Foto von: Bodenselbstverteidigungsstreitkräfte Japan 27.03.2011

In einer Pressekonferenz am Montag, den 28.03.2011 teilte Edano mit, dass die Strahlung mit hoher Wahrscheinlichkeit von geschmolzenen Brennstäben stamme, welche mit dem Wasser, das zur Kühlung des Reaktors verwendet wurde, in Verbindung kam. Bei der Kernschmelze kann es zu einer Kondensation gekommen sein, welche radioaktiven Wasserdampf aus dem Reaktorkern transportierte.

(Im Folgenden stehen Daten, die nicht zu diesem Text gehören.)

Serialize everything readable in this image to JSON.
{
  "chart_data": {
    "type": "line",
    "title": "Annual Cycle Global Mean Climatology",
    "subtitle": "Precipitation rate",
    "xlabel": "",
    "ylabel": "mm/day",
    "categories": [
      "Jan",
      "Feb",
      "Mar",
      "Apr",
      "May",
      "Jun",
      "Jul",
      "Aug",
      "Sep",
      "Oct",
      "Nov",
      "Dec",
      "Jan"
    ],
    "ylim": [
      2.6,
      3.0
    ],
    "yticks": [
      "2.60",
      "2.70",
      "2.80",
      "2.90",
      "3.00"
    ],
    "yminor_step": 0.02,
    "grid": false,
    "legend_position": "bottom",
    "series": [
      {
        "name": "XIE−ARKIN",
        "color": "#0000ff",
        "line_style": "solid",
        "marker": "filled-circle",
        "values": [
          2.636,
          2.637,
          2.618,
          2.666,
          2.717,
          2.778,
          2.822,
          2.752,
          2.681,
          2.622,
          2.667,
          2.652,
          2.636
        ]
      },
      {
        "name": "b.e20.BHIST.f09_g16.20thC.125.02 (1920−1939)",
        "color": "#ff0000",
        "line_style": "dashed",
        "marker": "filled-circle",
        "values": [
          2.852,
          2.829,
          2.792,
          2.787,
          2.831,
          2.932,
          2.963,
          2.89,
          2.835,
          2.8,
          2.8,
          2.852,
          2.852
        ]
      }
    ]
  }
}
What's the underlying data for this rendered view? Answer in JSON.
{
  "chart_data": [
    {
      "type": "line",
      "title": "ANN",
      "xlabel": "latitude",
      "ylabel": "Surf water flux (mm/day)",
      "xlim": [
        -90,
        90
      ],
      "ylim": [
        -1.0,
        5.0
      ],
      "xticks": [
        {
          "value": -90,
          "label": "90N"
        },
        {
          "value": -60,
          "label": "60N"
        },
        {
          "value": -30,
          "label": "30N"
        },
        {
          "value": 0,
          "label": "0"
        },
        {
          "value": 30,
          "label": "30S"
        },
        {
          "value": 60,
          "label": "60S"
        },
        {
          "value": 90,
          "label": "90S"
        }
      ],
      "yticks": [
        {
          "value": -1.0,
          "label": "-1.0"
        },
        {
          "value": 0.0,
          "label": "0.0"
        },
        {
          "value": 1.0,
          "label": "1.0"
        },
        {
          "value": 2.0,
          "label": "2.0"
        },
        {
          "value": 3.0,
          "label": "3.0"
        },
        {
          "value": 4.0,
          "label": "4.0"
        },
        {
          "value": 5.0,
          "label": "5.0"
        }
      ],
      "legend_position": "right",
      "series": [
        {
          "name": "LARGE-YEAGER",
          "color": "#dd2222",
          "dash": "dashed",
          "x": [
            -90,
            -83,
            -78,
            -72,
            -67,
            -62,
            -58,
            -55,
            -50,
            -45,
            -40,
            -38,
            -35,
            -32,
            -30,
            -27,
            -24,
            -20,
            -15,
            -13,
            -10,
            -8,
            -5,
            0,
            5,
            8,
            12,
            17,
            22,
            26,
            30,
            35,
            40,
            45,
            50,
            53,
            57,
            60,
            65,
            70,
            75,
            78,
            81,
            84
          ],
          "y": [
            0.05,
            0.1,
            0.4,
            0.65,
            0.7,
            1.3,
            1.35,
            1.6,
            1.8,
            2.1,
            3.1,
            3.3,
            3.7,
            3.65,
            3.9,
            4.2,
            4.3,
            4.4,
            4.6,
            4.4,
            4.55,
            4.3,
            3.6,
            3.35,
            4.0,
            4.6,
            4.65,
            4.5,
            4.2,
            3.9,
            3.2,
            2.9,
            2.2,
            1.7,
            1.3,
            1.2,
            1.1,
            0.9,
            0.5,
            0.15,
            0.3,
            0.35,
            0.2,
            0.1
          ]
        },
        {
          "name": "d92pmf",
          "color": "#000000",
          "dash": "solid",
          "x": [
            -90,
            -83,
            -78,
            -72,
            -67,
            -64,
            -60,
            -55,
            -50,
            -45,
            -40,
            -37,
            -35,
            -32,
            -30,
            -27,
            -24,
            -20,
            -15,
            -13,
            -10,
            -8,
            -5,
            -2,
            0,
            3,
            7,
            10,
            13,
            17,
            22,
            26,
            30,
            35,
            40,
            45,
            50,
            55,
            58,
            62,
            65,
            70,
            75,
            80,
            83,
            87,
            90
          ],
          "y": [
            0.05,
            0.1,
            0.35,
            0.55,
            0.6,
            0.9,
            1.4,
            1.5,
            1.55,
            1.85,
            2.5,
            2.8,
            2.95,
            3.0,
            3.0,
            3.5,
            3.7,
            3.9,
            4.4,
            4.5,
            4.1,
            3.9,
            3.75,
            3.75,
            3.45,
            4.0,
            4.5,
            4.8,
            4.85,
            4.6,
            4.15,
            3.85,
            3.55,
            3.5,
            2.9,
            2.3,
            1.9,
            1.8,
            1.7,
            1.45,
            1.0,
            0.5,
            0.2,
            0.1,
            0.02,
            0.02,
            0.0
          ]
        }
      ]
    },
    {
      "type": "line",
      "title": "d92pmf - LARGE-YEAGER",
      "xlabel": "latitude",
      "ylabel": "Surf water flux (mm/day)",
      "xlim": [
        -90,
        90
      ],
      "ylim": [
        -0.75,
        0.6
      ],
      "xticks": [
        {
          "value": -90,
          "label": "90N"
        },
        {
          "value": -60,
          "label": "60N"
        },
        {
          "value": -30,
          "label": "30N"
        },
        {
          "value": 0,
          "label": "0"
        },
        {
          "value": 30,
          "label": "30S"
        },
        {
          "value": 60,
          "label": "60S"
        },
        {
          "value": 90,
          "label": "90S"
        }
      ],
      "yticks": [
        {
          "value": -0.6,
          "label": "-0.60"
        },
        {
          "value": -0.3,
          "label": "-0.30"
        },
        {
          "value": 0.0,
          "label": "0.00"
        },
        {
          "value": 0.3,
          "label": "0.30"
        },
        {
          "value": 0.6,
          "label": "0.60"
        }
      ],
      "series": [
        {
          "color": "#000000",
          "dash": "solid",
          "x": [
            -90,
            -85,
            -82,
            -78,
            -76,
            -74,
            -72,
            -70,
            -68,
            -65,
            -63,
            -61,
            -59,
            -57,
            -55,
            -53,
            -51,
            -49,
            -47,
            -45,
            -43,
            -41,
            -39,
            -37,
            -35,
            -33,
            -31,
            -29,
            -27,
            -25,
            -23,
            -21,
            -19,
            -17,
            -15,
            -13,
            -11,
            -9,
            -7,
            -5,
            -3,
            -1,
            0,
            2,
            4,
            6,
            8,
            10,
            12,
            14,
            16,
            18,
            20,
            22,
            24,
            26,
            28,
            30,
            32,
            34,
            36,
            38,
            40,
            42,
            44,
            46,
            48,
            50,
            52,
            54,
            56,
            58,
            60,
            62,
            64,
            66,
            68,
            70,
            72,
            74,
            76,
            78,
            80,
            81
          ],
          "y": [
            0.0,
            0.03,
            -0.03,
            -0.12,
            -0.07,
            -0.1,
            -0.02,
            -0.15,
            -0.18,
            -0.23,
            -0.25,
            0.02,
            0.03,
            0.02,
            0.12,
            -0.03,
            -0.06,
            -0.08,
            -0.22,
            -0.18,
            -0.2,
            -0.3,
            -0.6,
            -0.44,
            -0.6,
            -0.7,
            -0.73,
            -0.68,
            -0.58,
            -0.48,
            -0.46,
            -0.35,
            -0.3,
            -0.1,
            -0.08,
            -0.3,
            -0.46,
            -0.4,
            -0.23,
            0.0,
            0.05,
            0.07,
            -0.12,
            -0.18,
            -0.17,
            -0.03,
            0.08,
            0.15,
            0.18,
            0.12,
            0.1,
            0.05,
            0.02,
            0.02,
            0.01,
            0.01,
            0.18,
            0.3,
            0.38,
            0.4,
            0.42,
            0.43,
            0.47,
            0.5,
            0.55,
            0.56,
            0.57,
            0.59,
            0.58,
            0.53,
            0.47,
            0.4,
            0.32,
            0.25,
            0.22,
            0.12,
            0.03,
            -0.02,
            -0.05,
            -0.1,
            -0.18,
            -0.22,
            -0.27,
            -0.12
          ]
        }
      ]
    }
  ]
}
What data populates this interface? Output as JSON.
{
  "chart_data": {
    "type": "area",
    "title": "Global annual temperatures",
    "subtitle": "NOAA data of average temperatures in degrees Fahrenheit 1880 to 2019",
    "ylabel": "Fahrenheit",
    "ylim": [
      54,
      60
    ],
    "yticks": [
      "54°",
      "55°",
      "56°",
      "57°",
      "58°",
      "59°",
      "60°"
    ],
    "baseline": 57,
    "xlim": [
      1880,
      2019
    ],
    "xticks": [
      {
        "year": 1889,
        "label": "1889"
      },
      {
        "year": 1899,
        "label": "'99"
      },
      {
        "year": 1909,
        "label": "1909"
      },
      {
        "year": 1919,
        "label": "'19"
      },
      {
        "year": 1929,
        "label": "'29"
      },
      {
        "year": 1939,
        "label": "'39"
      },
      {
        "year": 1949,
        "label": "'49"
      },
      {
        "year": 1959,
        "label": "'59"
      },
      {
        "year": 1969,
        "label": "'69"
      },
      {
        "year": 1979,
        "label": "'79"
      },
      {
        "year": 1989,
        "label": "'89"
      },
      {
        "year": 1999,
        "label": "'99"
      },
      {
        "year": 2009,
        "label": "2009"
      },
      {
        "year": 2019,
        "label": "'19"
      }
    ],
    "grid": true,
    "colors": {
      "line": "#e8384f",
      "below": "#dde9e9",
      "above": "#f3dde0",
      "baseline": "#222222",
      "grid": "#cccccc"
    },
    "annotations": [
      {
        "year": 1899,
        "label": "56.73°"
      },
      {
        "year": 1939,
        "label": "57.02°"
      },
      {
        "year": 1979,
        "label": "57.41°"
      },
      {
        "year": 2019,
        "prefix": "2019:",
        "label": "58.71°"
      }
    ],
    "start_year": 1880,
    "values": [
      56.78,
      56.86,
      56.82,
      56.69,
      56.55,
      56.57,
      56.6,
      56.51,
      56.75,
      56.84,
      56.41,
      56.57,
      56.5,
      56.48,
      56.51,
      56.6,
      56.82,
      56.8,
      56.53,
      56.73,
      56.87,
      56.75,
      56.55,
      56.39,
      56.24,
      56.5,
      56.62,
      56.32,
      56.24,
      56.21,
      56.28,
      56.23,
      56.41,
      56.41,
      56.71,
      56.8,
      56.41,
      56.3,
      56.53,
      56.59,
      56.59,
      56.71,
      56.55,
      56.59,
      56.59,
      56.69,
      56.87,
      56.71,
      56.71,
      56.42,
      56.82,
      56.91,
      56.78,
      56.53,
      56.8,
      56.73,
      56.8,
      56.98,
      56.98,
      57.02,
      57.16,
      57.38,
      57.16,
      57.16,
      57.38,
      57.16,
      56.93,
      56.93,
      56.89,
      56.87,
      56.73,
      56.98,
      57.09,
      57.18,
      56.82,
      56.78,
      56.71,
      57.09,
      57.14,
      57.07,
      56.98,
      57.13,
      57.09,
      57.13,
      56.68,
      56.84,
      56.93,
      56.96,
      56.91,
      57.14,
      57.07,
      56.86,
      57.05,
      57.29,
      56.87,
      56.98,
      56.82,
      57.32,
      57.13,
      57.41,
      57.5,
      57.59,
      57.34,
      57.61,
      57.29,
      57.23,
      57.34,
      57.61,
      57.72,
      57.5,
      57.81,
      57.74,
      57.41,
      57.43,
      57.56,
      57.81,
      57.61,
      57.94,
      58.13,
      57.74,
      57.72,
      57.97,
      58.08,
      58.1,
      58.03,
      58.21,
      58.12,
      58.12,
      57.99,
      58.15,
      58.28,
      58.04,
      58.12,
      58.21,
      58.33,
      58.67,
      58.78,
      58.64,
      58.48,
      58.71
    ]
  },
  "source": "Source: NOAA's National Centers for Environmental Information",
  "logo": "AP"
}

Laut Aussage von Edano befindet sich die radioaktive Strahlung ausschließlich innerhalb des Reaktorgebäudes und es werden alle Anstrengungen unternommen, dass diese nicht nach außen gelangen.

Die Arbeiten werden aber von der hohen radioaktive Strahlung behindert, welche in Reaktor 2 des Kernkraftwerks derzeit mit 1000 Millisievert pro Stunde angegeben werden. In Deutschland liegt der Grenzwert für Einsatzkräfte im Katastrophenfalls bei 250 Millisievert. Diese sogenannte “Katastrophendosis” darf laut Richtlinie nur einmal im Leben aufgenommen werden.